Dans un ancien dossier des Cahiers pédagogiques de 2000, je plaidais pour une distinction essentielle à opérer entre l’esprit critique et l’esprit de critique, cet « esprit qui dit non ». J’ai développé cela à nouveau dans un récent ouvrage Construire l’autorité coordonné par Bruno Robbes et je voudrais ici reprendre quelques questions que je posai au début d’une contribution intitulée Esprit critique contre argument d’autorité ?
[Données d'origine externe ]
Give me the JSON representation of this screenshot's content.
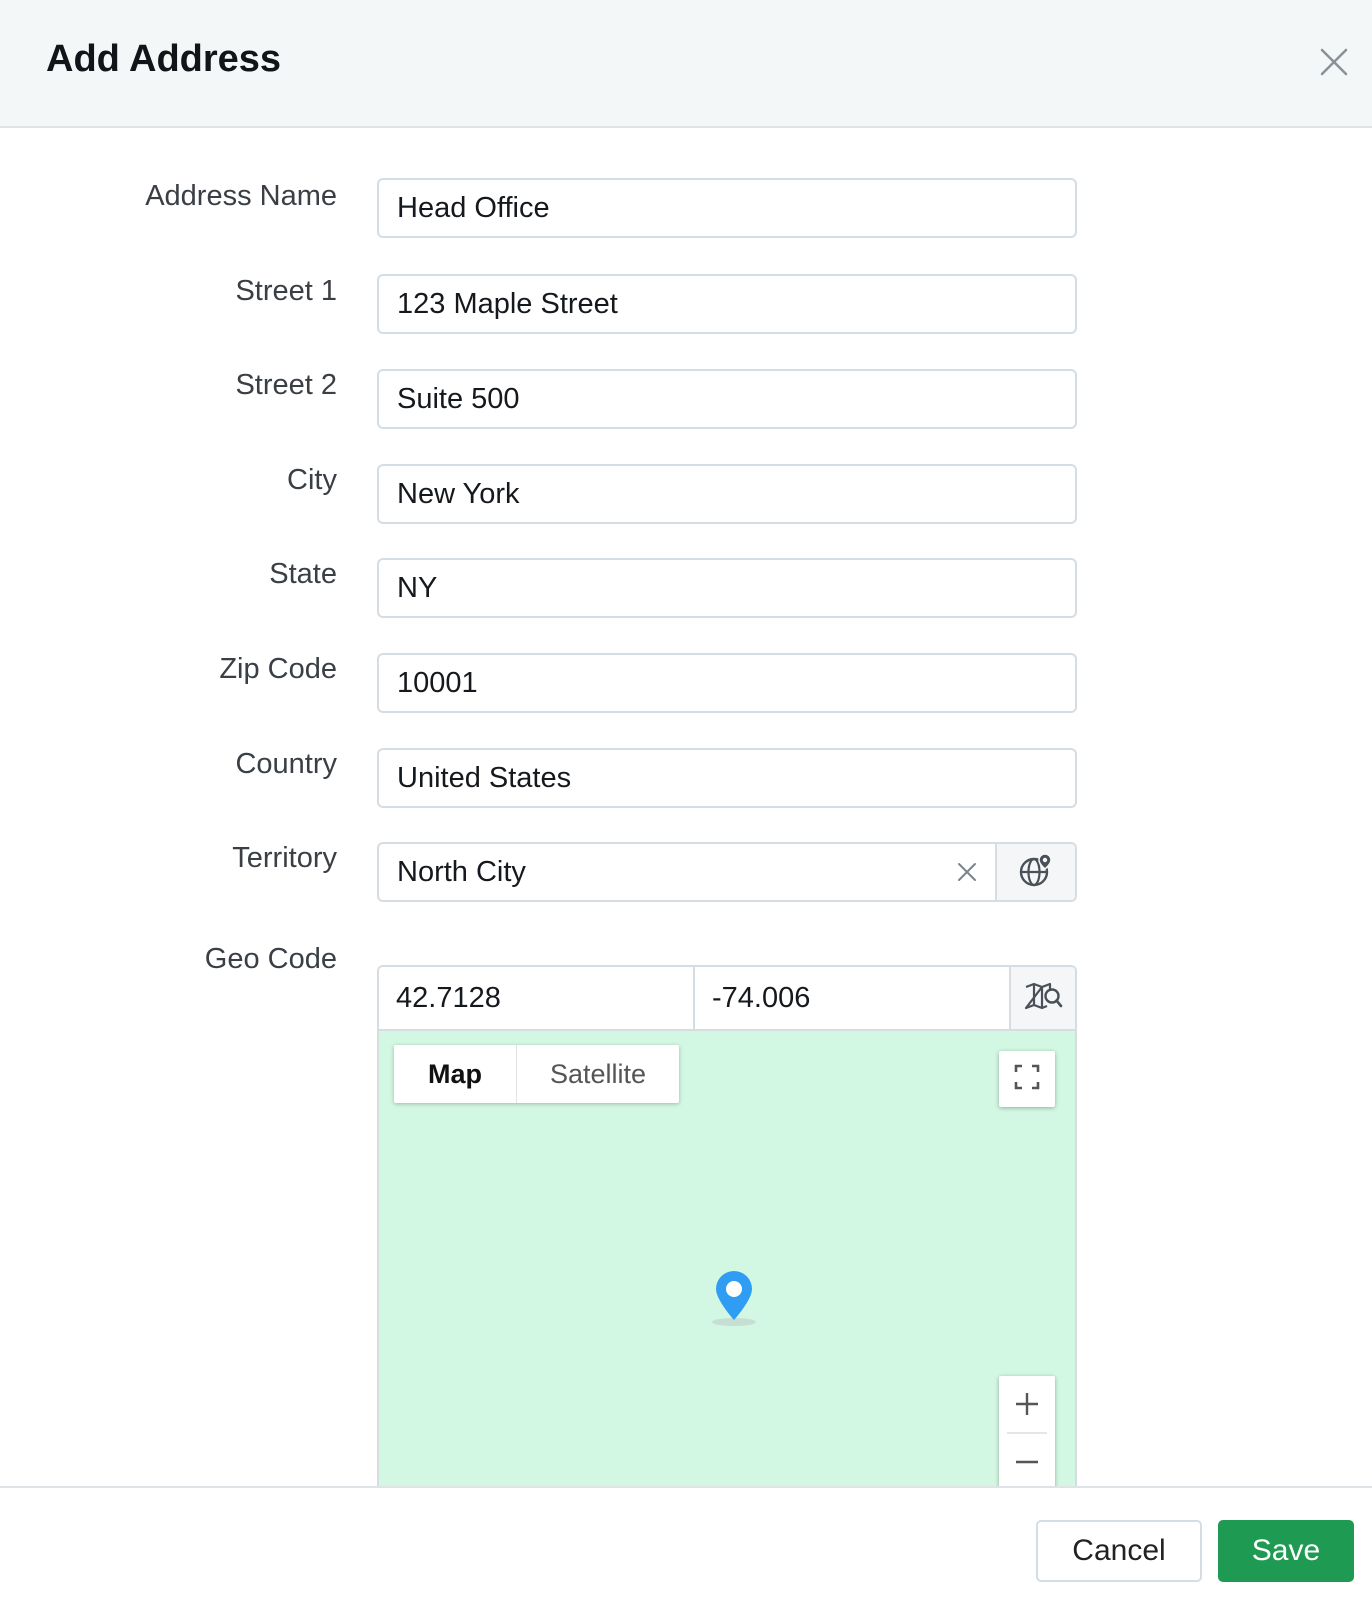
{
  "dialog": {
    "title": "Add Address"
  },
  "form": {
    "address_name": {
      "label": "Address Name",
      "value": "Head Office"
    },
    "street1": {
      "label": "Street 1",
      "value": "123 Maple Street"
    },
    "street2": {
      "label": "Street 2",
      "value": "Suite 500"
    },
    "city": {
      "label": "City",
      "value": "New York"
    },
    "state": {
      "label": "State",
      "value": "NY"
    },
    "zip": {
      "label": "Zip Code",
      "value": "10001"
    },
    "country": {
      "label": "Country",
      "value": "United States"
    },
    "territory": {
      "label": "Territory",
      "value": "North City"
    },
    "geo": {
      "label": "Geo Code",
      "latitude": "42.7128",
      "longitude": "-74.006"
    }
  },
  "map": {
    "type_options": [
      "Map",
      "Satellite"
    ],
    "selected_type": "Map",
    "background_color": "#d2f7e2",
    "pin_color": "#2f9df4",
    "zoom_in": "+",
    "zoom_out": "−"
  },
  "footer": {
    "cancel_label": "Cancel",
    "save_label": "Save",
    "save_color": "#1e9a52"
  },
  "icons": {
    "close": "close-icon",
    "territory_clear": "clear-icon",
    "territory_picker": "globe-pin-icon",
    "geo_search": "map-search-icon",
    "fullscreen": "fullscreen-icon",
    "pin": "map-pin-icon"
  }
}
« Comment éviter le choc des légitimités, lorsqu’il y a des contradictions (le cas le plus spectaculaire étant celui des religions face à la « vérité historique ou scientifique ») ? Mais aussi comment aider les élèves à naviguer entre autorité de l’École, celle de la famille, et celle de la conformité avec ce que pense le groupe de pairs (parfois fabriqué par les médias, la pression publicitaire, etc.) ?
– Comment ne pas heurter les sensibilités familiales, sans pour autant édulcorer le message de l’École ?
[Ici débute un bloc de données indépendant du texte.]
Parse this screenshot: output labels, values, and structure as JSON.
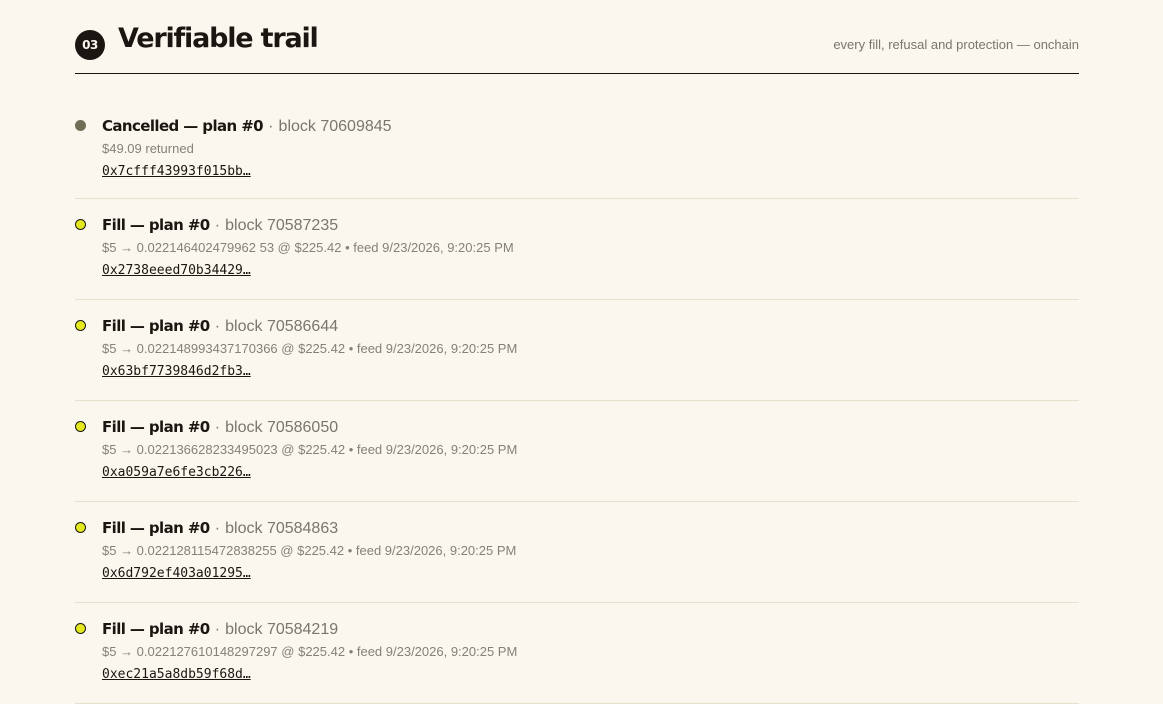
{
  "section": {
    "number": "03",
    "title": "Verifiable trail",
    "tagline": "every fill, refusal and protection — onchain"
  },
  "separator": "·",
  "events": [
    {
      "kind": "cancel",
      "title": "Cancelled — plan #0",
      "block": "block 70609845",
      "detail": "$49.09 returned",
      "tx": "0x7cfff43993f015bb…"
    },
    {
      "kind": "fill",
      "title": "Fill — plan #0",
      "block": "block 70587235",
      "detail": "$5 → 0.022146402479962 53 @ $225.42 • feed 9/23/2026, 9:20:25 PM",
      "tx": "0x2738eeed70b34429…"
    },
    {
      "kind": "fill",
      "title": "Fill — plan #0",
      "block": "block 70586644",
      "detail": "$5 → 0.022148993437170366 @ $225.42 • feed 9/23/2026, 9:20:25 PM",
      "tx": "0x63bf7739846d2fb3…"
    },
    {
      "kind": "fill",
      "title": "Fill — plan #0",
      "block": "block 70586050",
      "detail": "$5 → 0.022136628233495023 @ $225.42 • feed 9/23/2026, 9:20:25 PM",
      "tx": "0xa059a7e6fe3cb226…"
    },
    {
      "kind": "fill",
      "title": "Fill — plan #0",
      "block": "block 70584863",
      "detail": "$5 → 0.022128115472838255 @ $225.42 • feed 9/23/2026, 9:20:25 PM",
      "tx": "0x6d792ef403a01295…"
    },
    {
      "kind": "fill",
      "title": "Fill — plan #0",
      "block": "block 70584219",
      "detail": "$5 → 0.022127610148297297 @ $225.42 • feed 9/23/2026, 9:20:25 PM",
      "tx": "0xec21a5a8db59f68d…"
    }
  ],
  "colors": {
    "background": "#faf7ee",
    "ink": "#1a1712",
    "muted": "#7a766c",
    "fill_dot": "#e4e81e",
    "cancel_dot": "#6f6e57",
    "divider": "#e6e1cf"
  }
}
– Comment ne pas trop déstabiliser les élèves en poussant trop loin l’idée de relativité des savoirs ?
– Comment ne pas développer une culture excessive du « doute » qui fait dériver vers une pensée quasi paranoïaque (« on nous cache tout, on nous dit rien ») ?
Il est important de faire comprendre que chercher par exemple à qui profite tel document, tel développement n’invalide pas forcément le document. »
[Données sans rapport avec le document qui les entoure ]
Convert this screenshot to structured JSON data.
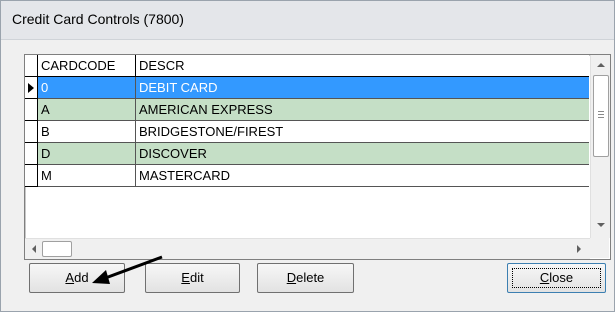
{
  "window": {
    "title": "Credit Card Controls (7800)"
  },
  "grid": {
    "columns": [
      "CARDCODE",
      "DESCR"
    ],
    "rows": [
      {
        "code": "0",
        "descr": "DEBIT CARD",
        "state": "selected"
      },
      {
        "code": "A",
        "descr": "AMERICAN EXPRESS",
        "state": "green"
      },
      {
        "code": "B",
        "descr": "BRIDGESTONE/FIREST",
        "state": "white"
      },
      {
        "code": "D",
        "descr": "DISCOVER",
        "state": "green"
      },
      {
        "code": "M",
        "descr": "MASTERCARD",
        "state": "white"
      }
    ]
  },
  "buttons": {
    "add": {
      "mnemonic": "A",
      "rest": "dd"
    },
    "edit": {
      "mnemonic": "E",
      "rest": "dit"
    },
    "delete": {
      "mnemonic": "D",
      "rest": "elete"
    },
    "close": {
      "mnemonic": "C",
      "rest": "lose"
    }
  },
  "colors": {
    "selected_row": "#3399ff",
    "alt_row": "#c5dfc6",
    "annotation_arrow": "#000000"
  }
}
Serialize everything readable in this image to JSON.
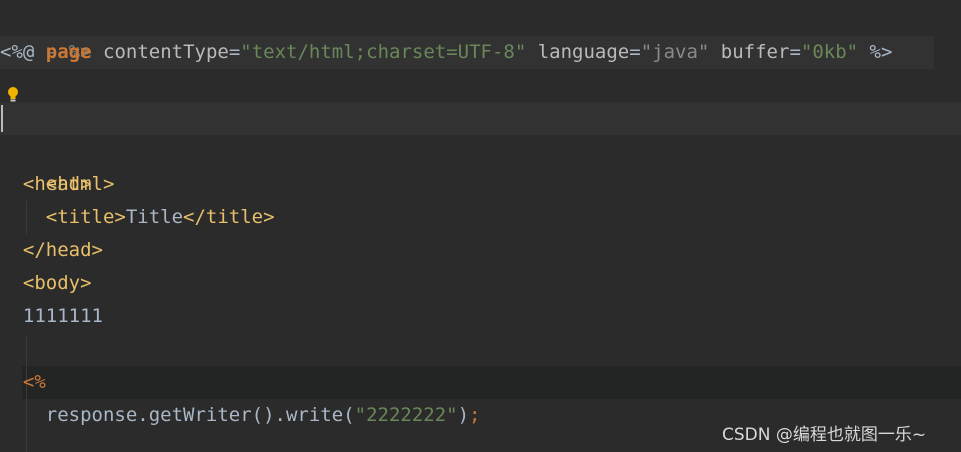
{
  "editor": {
    "line_comment_end": "--%>",
    "directive": {
      "open": "<%@",
      "keyword": "page",
      "attr1_name": "contentType",
      "attr1_value": "\"text/html;charset=UTF-8\"",
      "attr2_name": "language",
      "attr2_value": "\"java\"",
      "attr3_name": "buffer",
      "attr3_value": "\"0kb\"",
      "close": "%>"
    },
    "html_open": "<html>",
    "head_open": "<head>",
    "title_open": "<title>",
    "title_text": "Title",
    "title_close": "</title>",
    "head_close": "</head>",
    "body_open": "<body>",
    "body_text": "1111111",
    "scriptlet_open": "<%",
    "code": {
      "call": "response.getWriter().write(",
      "arg": "\"2222222\"",
      "end": ")",
      "semicolon": ";"
    }
  },
  "watermark": "CSDN @编程也就图一乐~",
  "colors": {
    "background": "#2b2b2b",
    "tag": "#e8bf6a",
    "keyword": "#cc7832",
    "string": "#6a8759",
    "comment": "#808080",
    "text": "#a9b7c6"
  },
  "icons": [
    "lightbulb-icon"
  ]
}
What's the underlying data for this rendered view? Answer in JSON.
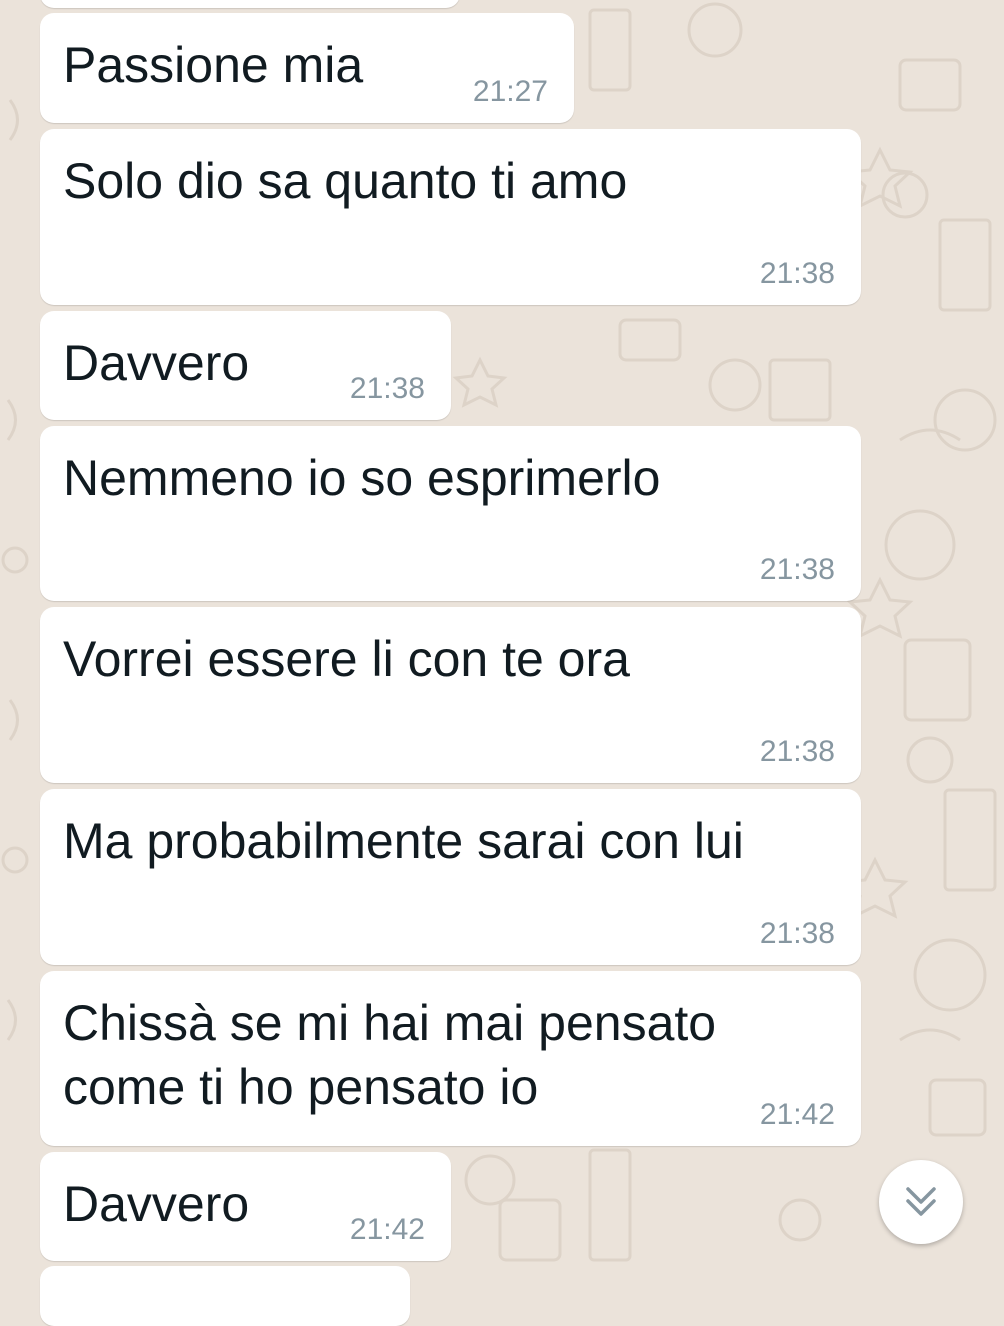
{
  "chat": {
    "messages": [
      {
        "text": "Passione mia",
        "time": "21:27"
      },
      {
        "text": "Solo dio sa quanto ti amo",
        "time": "21:38"
      },
      {
        "text": "Davvero",
        "time": "21:38"
      },
      {
        "text": "Nemmeno io so esprimerlo",
        "time": "21:38"
      },
      {
        "text": "Vorrei essere li con te ora",
        "time": "21:38"
      },
      {
        "text": "Ma probabilmente sarai con lui",
        "time": "21:38"
      },
      {
        "text": "Chissà se mi hai mai pensato\ncome ti ho pensato io",
        "time": "21:42"
      },
      {
        "text": "Davvero",
        "time": "21:42"
      }
    ]
  },
  "scroll_button": {
    "icon": "double-chevron-down-icon"
  },
  "colors": {
    "background": "#ebe3da",
    "bubble": "#ffffff",
    "text": "#111b21",
    "timestamp": "#8696a0"
  }
}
On est ainsi souvent déstabilisé par la logique folle du doute absolu, de l’hypercriticisme. Traiter ces phénomènes par le mépris ou par le coup de menton autoritaire ne règle rien et condamne à l’impuissance, puisqu’on n’aura pas fait bouger ceux qui ont exprimé le doute, ceux qui croient aux balivernes de certains réseaux sociaux, or, c’est bien notre objectif !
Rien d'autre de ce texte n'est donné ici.